Optical and microstructural characterization of MoO3 thin films for organic solar cells applications

Organic solar cells are very attractive for solar energy conversion due to their low cost, flexibility, lightness, and potential for manufacturing via roll-to-roll process. One of the materials most used as hole transport layer in these cells is the PEDOT: PSS polymer. However, this polymer easily degrades under environmental conditions, limiting the device lifetime. In this work MoO3 films were deposited by reactive radio frequency sputtering for being used as hole transport layer in organic solar cells. The effect of deposition parameters, such as working power and substrate temperature, was investigated. The x-ray diffraction data showed that the films deposited at 200 degrees C were amorphous or nanocrystalline, regardless the deposition power, except for those deposited at the lowest power, 125 W, which contained a small amount of the beta-MoO3 phase. The transmittance of these films, measured in a UV-VIS spectrophotometer, ranged from 60% to 75%. Unlike deposition power, the substrate temperature significantly affected the microstructural and optical properties of the films.

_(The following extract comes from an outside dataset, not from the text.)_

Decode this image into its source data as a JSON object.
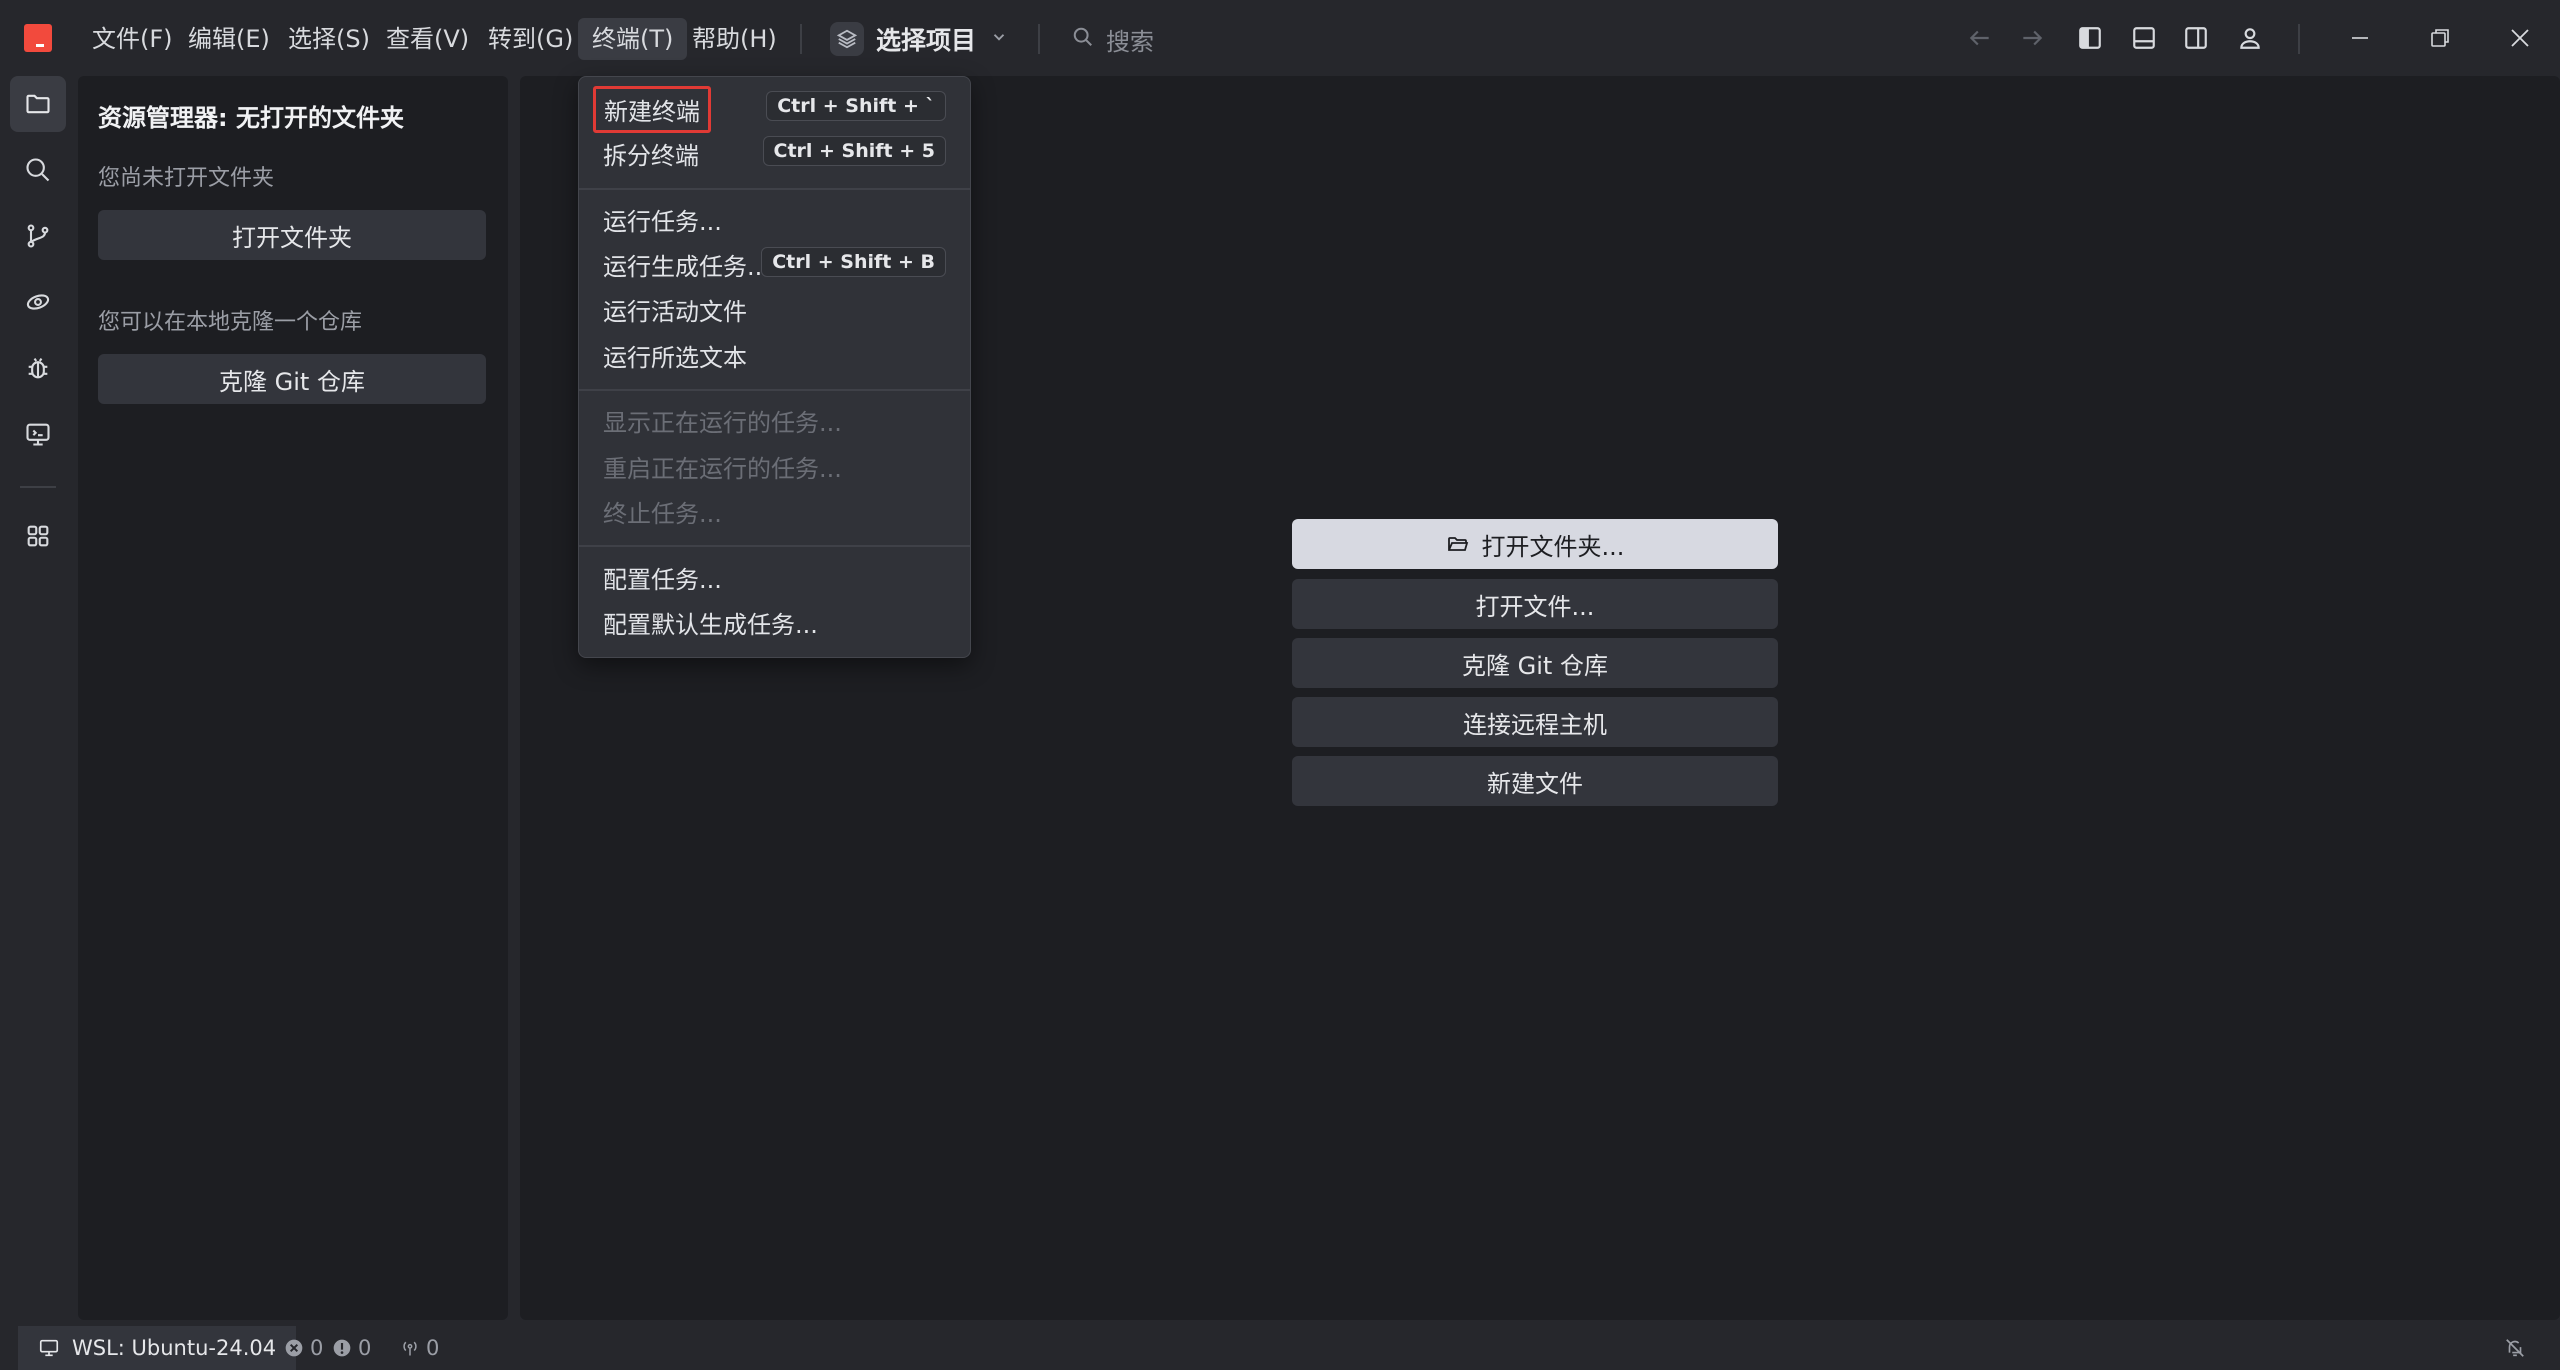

The results showed that films deposited above 250 degrees C were crystalline and consisted of a mixture of beta-MoO3 and alpha-MoO3 phases, the percentage of the alpha-MoO3 phase increasing with temperature. The surface images of the films confirmed the important role of the substrate temperature on the crystallization of the films, showing the increase of crystallization with the temperature. The results of UV-Vis spectroscopy showed that the substrate temperature can be used as a parameter for bandgap tuning, with the values changing from 2.7 eV to 3.1 eV as temperature increases.